Ce que change la réforme pour les assurés nés entre 1964 et 1968
La trajectoire retenue par la réforme des retraites modifie à la fois l'âge légal et le nombre de trimestres requis pour obtenir le taux plein pour les générations concernées. Concrètement, pour les personnes nées en 1964 l'âge légal est porté à 63 ans et le nombre de trimestres requis est de 171. Pour celles nées en 1968, l'âge légal atteint 64 ans et il faut valider 172 trimestres pour prétendre au taux plein.
Quel niveau de pension pour « vivre dignement » en 2026 ?
Les travaux d'analyse budgétaire utilisés ici posent un repère financier pour un retraité seul et propriétaire. Le niveau de vie jugé nécessaire pour couvrir dépenses courantes, solidarité sociale minimale et quelques loisirs se situe autour de 1 700 à 1 800 € nets par mois en 2026. Pour une personne locataire, le besoin augmente nettement en raison du coût du logement.
Traduire cette pension en dernier salaire
Les régimes de base combinés à l'Agirc-Arrco produisent, selon les profils, un taux de remplacement souvent compris entre 50 % et 75 % du dernier salaire net. En retenant une hypothèse médiane de 65 %, une pension ciblée de 1 750 € nets implique un dernier salaire net d'environ 2 700 €, ce qui représente près de 3 500 € brut.
Filets de sécurité : où se situent les minima ?
Les prestations minimales existantes limitent la pauvreté mais restent éloignées du seuil évoqué ci‑dessus. Le minimum contributif majoré, pour une carrière complète, approche les 890 € nets par mois en 2026. L'ASPA (allocation de solidarité aux personnes âgées) pour une personne seule se situe autour de 1 065 € nets, d'après Service-public.fr. Ces montants protègent contre la privation la plus sévère, mais ils couvrent difficilement l’ensemble des frais (logement, énergie, santé).
| Indicateur | Valeur 2026 |
|---|---|
| Pension « digne » (personne seule, propriétaire) | 1 700–1 800 € nets |
| Dernier salaire net visé (hypothèse 65 % de remplacement) | ≈ 2 700 € nets |
| Dernier salaire brut équivalent | ≈ 3 500 € bruts |
| Minimum contributif majoré (carrière complète) | ≈ 890 € nets |
| ASPA (personne seule) | ≈ 1 065 € nets |
Conséquences pratiques et points de vigilance
- Pour les actifs nés entre 1964 et 1968, la combinaison d'un âge légal plus élevé et d'un nombre accru de trimestres rend plus difficile l'obtention d'une pension suffisante sans choix d'épargne ou prolongation d'activité.

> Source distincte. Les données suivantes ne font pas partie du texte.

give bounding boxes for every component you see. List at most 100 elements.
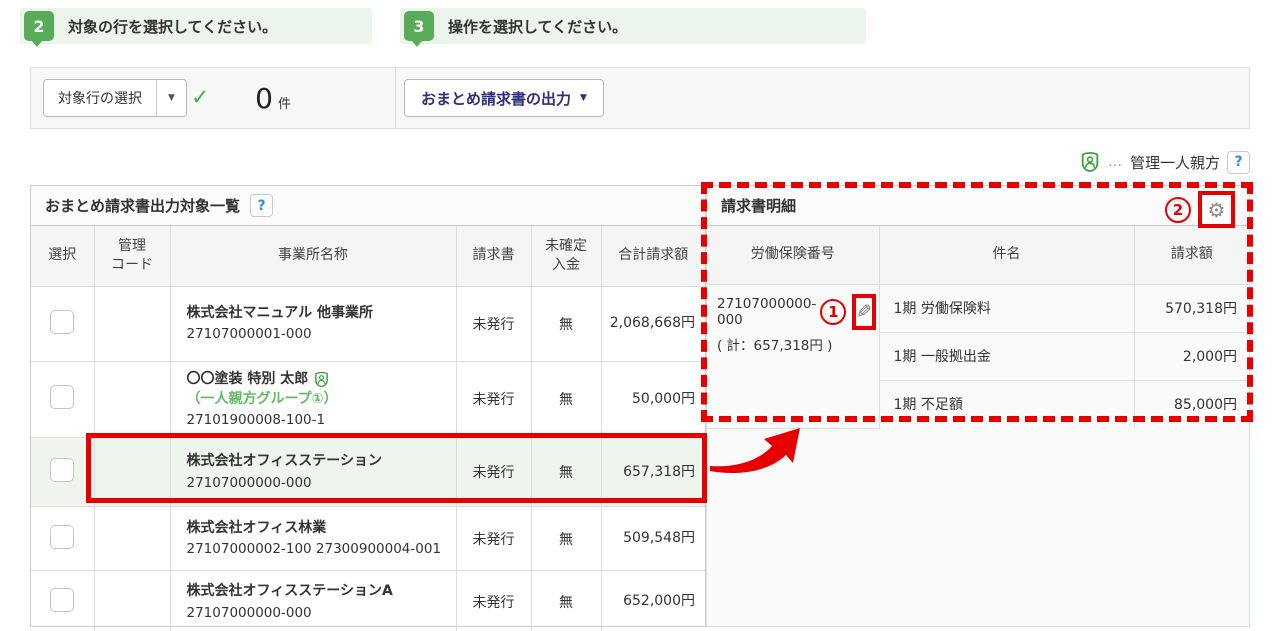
caret-down-icon[interactable]: ▼ bbox=[156, 80, 186, 116]
caret-down-icon[interactable]: ▼ bbox=[580, 93, 587, 103]
settings-gear-button[interactable]: ⚙ bbox=[1198, 191, 1235, 228]
detail-row: 27107000000-000 1 ✎ ( 計：657,318円 ) 1期 労働… bbox=[707, 284, 1249, 332]
table-row[interactable]: 株式会社オフィスステーションA 27107000000-000 未発行 無 65… bbox=[31, 571, 705, 631]
step-2-badge: 2 bbox=[24, 11, 54, 41]
gear-icon[interactable]: ⚙ bbox=[1208, 198, 1226, 222]
company-name: 株式会社オフィス林業 bbox=[187, 519, 446, 539]
step-2-number: 2 bbox=[33, 17, 44, 36]
item-name: 1期 労働保険料 bbox=[879, 284, 1134, 332]
admin-code-cell bbox=[94, 571, 170, 631]
output-invoice-button[interactable]: おまとめ請求書の出力 ▼ bbox=[404, 79, 604, 117]
company-name: 株式会社マニュアル 他事業所 bbox=[187, 304, 446, 324]
company-code: 27107000001-000 bbox=[187, 325, 446, 343]
total-amount: 657,318円 bbox=[601, 438, 705, 507]
table-row[interactable]: 株式会社オフィス林業 27107000002-100 27300900004-0… bbox=[31, 507, 705, 571]
company-name: 株式会社オフィスステーション bbox=[187, 452, 446, 472]
solo-master-shield-icon bbox=[313, 371, 330, 388]
unconfirmed-payment: 無 bbox=[531, 361, 601, 438]
item-amount: 2,000円 bbox=[1134, 332, 1249, 380]
toolbar-action-section: おまとめ請求書の出力 ▼ bbox=[396, 68, 1249, 128]
company-code: 27107000002-100 27300900004-001 bbox=[187, 540, 446, 558]
help-icon[interactable]: ? bbox=[250, 194, 273, 217]
detail-header-row: 労働保険番号 件名 請求額 bbox=[707, 226, 1249, 284]
summary-table: 選択 管理 コード 事業所名称 請求書 未確定 入金 合計請求額 株式会社マニュ… bbox=[31, 226, 705, 631]
edit-pencil-button[interactable]: ✎ bbox=[852, 294, 876, 330]
invoice-status: 未発行 bbox=[456, 438, 531, 507]
table-row[interactable]: 〇〇塗装 特別 太郎 （一人親方グループ①） 27101900008-100-1… bbox=[31, 361, 705, 438]
invoice-status: 未発行 bbox=[456, 286, 531, 361]
output-invoice-button-label[interactable]: おまとめ請求書の出力 bbox=[421, 88, 571, 109]
company-code: 27107000000-000 bbox=[187, 474, 446, 492]
step-3-badge: 3 bbox=[404, 11, 434, 41]
item-amount: 85,000円 bbox=[1134, 380, 1249, 428]
step-3-label: 操作を選択してください。 bbox=[448, 16, 627, 37]
row-checkbox[interactable] bbox=[50, 385, 74, 409]
toolbar-selection-section: 対象行の選択 ▼ ✓ 0 件 bbox=[31, 68, 396, 128]
toolbar: 対象行の選択 ▼ ✓ 0 件 おまとめ請求書の出力 ▼ bbox=[30, 67, 1250, 129]
unconfirmed-payment: 無 bbox=[531, 286, 601, 361]
column-header-admin-code: 管理 コード bbox=[94, 226, 170, 286]
admin-code-cell bbox=[94, 438, 170, 507]
total-amount: 652,000円 bbox=[601, 571, 705, 631]
help-icon[interactable]: ? bbox=[1227, 151, 1250, 174]
detail-panel-titlebar: 請求書明細 2 ⚙ bbox=[707, 186, 1249, 226]
invoice-detail-panel: 請求書明細 2 ⚙ 労働保険番号 件名 請求額 27107000000-0 bbox=[706, 185, 1250, 627]
summary-table-panel: おまとめ請求書出力対象一覧 ? 選択 管理 コード 事業所名称 請求書 未確定 … bbox=[30, 185, 706, 627]
table-row-selected[interactable]: 株式会社オフィスステーション 27107000000-000 未発行 無 657… bbox=[31, 438, 705, 507]
office-name-cell: 株式会社オフィスステーションA 27107000000-000 bbox=[170, 571, 456, 631]
total-amount: 509,548円 bbox=[601, 507, 705, 571]
company-name: 株式会社オフィスステーションA bbox=[187, 582, 446, 602]
item-amount: 570,318円 bbox=[1134, 284, 1249, 332]
company-code: 27101900008-100-1 bbox=[187, 411, 446, 429]
selected-count: 0 件 bbox=[201, 68, 291, 128]
office-name-cell: 株式会社オフィスステーション 27107000000-000 bbox=[170, 438, 456, 507]
summary-table-title: おまとめ請求書出力対象一覧 bbox=[45, 195, 240, 216]
column-header-invoice: 請求書 bbox=[456, 226, 531, 286]
column-header-amount: 請求額 bbox=[1134, 226, 1249, 284]
invoice-status: 未発行 bbox=[456, 507, 531, 571]
unconfirmed-payment: 無 bbox=[531, 507, 601, 571]
page: 2 対象の行を選択してください。 3 操作を選択してください。 対象行の選択 ▼… bbox=[0, 0, 1280, 631]
legend-ellipsis: … bbox=[1108, 154, 1123, 170]
annotation-circle-1: 1 bbox=[820, 299, 846, 325]
row-checkbox[interactable] bbox=[50, 458, 74, 482]
insurance-number-cell: 27107000000-000 1 ✎ ( 計：657,318円 ) bbox=[707, 284, 879, 428]
row-checkbox[interactable] bbox=[50, 588, 74, 612]
table-row[interactable]: 株式会社マニュアル 他事業所 27107000001-000 未発行 無 2,0… bbox=[31, 286, 705, 361]
admin-code-cell bbox=[94, 507, 170, 571]
office-name-cell: 〇〇塗装 特別 太郎 （一人親方グループ①） 27101900008-100-1 bbox=[170, 361, 456, 438]
column-header-insurance-number: 労働保険番号 bbox=[707, 226, 879, 284]
legend: … 管理一人親方 ? bbox=[1079, 148, 1250, 176]
column-header-select: 選択 bbox=[31, 226, 94, 286]
row-checkbox[interactable] bbox=[50, 310, 74, 334]
legend-label: 管理一人親方 bbox=[1130, 152, 1220, 173]
step-2-label: 対象の行を選択してください。 bbox=[68, 16, 277, 37]
unconfirmed-payment: 無 bbox=[531, 438, 601, 507]
admin-code-cell bbox=[94, 286, 170, 361]
select-rows-button[interactable]: 対象行の選択 ▼ bbox=[43, 79, 187, 117]
office-name-cell: 株式会社マニュアル 他事業所 27107000001-000 bbox=[170, 286, 456, 361]
pencil-icon[interactable]: ✎ bbox=[856, 301, 872, 323]
step-3-number: 3 bbox=[413, 17, 424, 36]
item-name: 1期 一般拠出金 bbox=[879, 332, 1134, 380]
column-header-office-name: 事業所名称 bbox=[170, 226, 456, 286]
total-amount: 50,000円 bbox=[601, 361, 705, 438]
row-checkbox[interactable] bbox=[50, 525, 74, 549]
summary-table-titlebar: おまとめ請求書出力対象一覧 ? bbox=[31, 186, 705, 226]
summary-header-row: 選択 管理 コード 事業所名称 請求書 未確定 入金 合計請求額 bbox=[31, 226, 705, 286]
column-header-total: 合計請求額 bbox=[601, 226, 705, 286]
group-label: （一人親方グループ①） bbox=[187, 390, 446, 409]
admin-code-cell bbox=[94, 361, 170, 438]
selected-count-unit: 件 bbox=[278, 84, 291, 112]
invoice-status: 未発行 bbox=[456, 361, 531, 438]
company-name: 〇〇塗装 特別 太郎 bbox=[187, 370, 309, 390]
company-code: 27107000000-000 bbox=[187, 604, 446, 622]
invoice-status: 未発行 bbox=[456, 571, 531, 631]
column-header-subject: 件名 bbox=[879, 226, 1134, 284]
selected-count-value: 0 bbox=[255, 82, 273, 115]
item-name: 1期 不足額 bbox=[879, 380, 1134, 428]
insurance-number: 27107000000-000 bbox=[717, 296, 816, 328]
select-rows-button-label[interactable]: 対象行の選択 bbox=[44, 80, 156, 116]
insurance-total: ( 計：657,318円 ) bbox=[717, 334, 875, 354]
column-header-unconfirmed: 未確定 入金 bbox=[531, 226, 601, 286]
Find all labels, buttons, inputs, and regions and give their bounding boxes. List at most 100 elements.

- Les minima existants évitent la misère mais ne permettent pas un niveau de vie confortable ; la détention d’un patrimoine (logement) ou d’une pension complémentaire change fortement la donne.
- Les simulations individuelles restent nécessaires : taux de remplacement effectif dépend du profil de carrière, des majorations, des modes de retraite complémentaire et des périodes incomplètes.
Aux assurés proches de la retraite il est recommandé d'effectuer des simulations personnalisées auprès des caisses et, si besoin, d'envisager des mesures correctives (prolongation d'activité, rachat de trimestres sous conditions, constitution d'une épargne retraite).
En synthèse : viser une pension autour de 1 750 € nets en 2026 nécessite un dernier salaire net approximatif de 2 700 € en supposant un taux de remplacement médian. Les changements apportés par la réforme imposent aux générations 1964–1968 de vérifier leurs droits et d'anticiper pour préserver leur niveau de vie à la retraite.